My primitive nature comes out when I run through the desert. The continuously changing terrain requires the attention of a hawk and the grace of a deer whose footsteps I follow across sand dunes and washes. I focus on a running meditation learned years ago: My mind is a circle divided into four pieces. One quarter focuses on the breath, another on the biomechanics, another quarter is dedicated to visual, with the remaining used to watch the entire system and make adjustments. It begins with the breath. Control the breath, control the run. I adjust my pace and react to the terrain in response to my rate of breathing. Once things are in place, the run becomes a dance, and I disappear into the rhythm. Lungs, legs, and eyes direct the music. The need to dance with nature, over slickrock domes, between cactus patches, through sand and heat comes from someplace deep inside. I run to exist.

As a desert dweller, I experience purification by light. I am in my element outside, where there is room to wander and time to wonder in the same motion. With the sun’s return, the hot and dry conditions are ripe for the alchemical process of change. When the outside world opens up, I can breathe again.

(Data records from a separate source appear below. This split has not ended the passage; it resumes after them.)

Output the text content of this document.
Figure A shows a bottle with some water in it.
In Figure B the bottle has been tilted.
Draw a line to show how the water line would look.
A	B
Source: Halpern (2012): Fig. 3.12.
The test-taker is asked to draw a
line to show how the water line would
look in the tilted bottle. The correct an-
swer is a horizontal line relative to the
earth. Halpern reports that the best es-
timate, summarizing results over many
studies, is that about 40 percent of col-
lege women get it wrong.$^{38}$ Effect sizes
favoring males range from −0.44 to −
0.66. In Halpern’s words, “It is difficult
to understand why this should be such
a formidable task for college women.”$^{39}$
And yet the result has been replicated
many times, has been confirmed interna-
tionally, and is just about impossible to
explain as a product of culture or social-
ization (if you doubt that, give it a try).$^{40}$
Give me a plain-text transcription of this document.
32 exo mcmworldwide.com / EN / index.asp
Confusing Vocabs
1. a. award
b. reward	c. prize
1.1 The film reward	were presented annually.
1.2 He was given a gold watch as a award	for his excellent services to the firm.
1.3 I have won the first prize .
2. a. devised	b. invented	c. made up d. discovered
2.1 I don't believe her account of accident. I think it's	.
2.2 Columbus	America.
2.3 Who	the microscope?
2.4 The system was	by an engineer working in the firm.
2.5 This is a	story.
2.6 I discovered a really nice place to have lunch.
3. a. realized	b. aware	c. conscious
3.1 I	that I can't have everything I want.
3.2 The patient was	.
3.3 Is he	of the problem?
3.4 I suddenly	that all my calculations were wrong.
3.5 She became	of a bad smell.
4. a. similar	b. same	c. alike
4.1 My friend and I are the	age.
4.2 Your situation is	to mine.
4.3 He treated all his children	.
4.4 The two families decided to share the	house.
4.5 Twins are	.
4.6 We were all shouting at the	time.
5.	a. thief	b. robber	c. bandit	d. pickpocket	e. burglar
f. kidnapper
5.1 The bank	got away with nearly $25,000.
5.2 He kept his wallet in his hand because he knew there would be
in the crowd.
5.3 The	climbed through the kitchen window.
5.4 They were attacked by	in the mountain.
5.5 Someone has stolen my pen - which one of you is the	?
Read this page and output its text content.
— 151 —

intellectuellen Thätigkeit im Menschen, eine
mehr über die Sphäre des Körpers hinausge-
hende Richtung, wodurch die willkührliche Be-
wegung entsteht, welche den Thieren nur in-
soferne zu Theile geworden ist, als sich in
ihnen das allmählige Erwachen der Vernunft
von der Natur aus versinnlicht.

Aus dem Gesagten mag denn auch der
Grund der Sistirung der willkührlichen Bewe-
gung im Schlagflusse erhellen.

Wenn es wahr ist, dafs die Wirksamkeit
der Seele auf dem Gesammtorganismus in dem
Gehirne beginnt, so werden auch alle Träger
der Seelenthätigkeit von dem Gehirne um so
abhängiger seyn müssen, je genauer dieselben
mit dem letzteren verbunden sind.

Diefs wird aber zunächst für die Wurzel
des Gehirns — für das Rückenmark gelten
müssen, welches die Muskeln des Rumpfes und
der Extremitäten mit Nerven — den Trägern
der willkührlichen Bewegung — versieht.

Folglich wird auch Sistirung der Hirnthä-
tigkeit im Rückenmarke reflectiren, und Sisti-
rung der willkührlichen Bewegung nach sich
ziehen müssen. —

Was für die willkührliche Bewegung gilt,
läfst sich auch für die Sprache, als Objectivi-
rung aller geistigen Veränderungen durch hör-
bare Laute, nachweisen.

I worry about those who spend most of their time indoors. Because I never see my neighbors outside for more time than it takes them to walk from the car to the house—no matter the season—I harbor fantasies that they are evolving into an indoor breed like my cats. Max, our fat cat, spends the winter directly in front of the wood stove where the slate floor pulsates with heat. When spring arrives and we throw open doors and windows, he burrows under the bed covers. Neither Max nor my neighbors can survive outside any longer. The issue of climate change is distant in climate-controlled interiors. The comforts of indoor living are delicious temptations and the appeal understandable, but I fear we are going by way of the dodo.

The irrigation water was let out last week, putting smiles on the faces of ranchers, outfitters, and tourists. The bees are returning for another round of nectar in exchange for sex in my orchard. I pulled out the hoe and rake, took down the hoses, checked the fuel in the mower, and walked the fence line today just to stay out longer. Flowers are in bloom, blossoms are turning trees into lollipops, and the wind takes on a sensuous quality washing over my face like the softly perfumed hand of a lover, waking up my senses.

The fruit trees look to have survived the latest frost. They came out early this year turning every dip in the weather into a life and death moment. The birds never went away during winter, and we didn’t get enough deep freezes to kill off the damn flies. Storms passed us by and a few more businesses shuttered their doors for good. The old people are dying off and nobody is moving in to take their place. Somebody pulled out the native plants along Main Street much to the chagrin of the nature lovers who planted them, and the man who sells me firewood is finally out of jail. Tension fills the air as the town worries over its future while carefree tourists return for the season. Gossip is picking up and dirt is prepared for planting. I’m torn between horticulture and adventure. I think I’ll go for a run.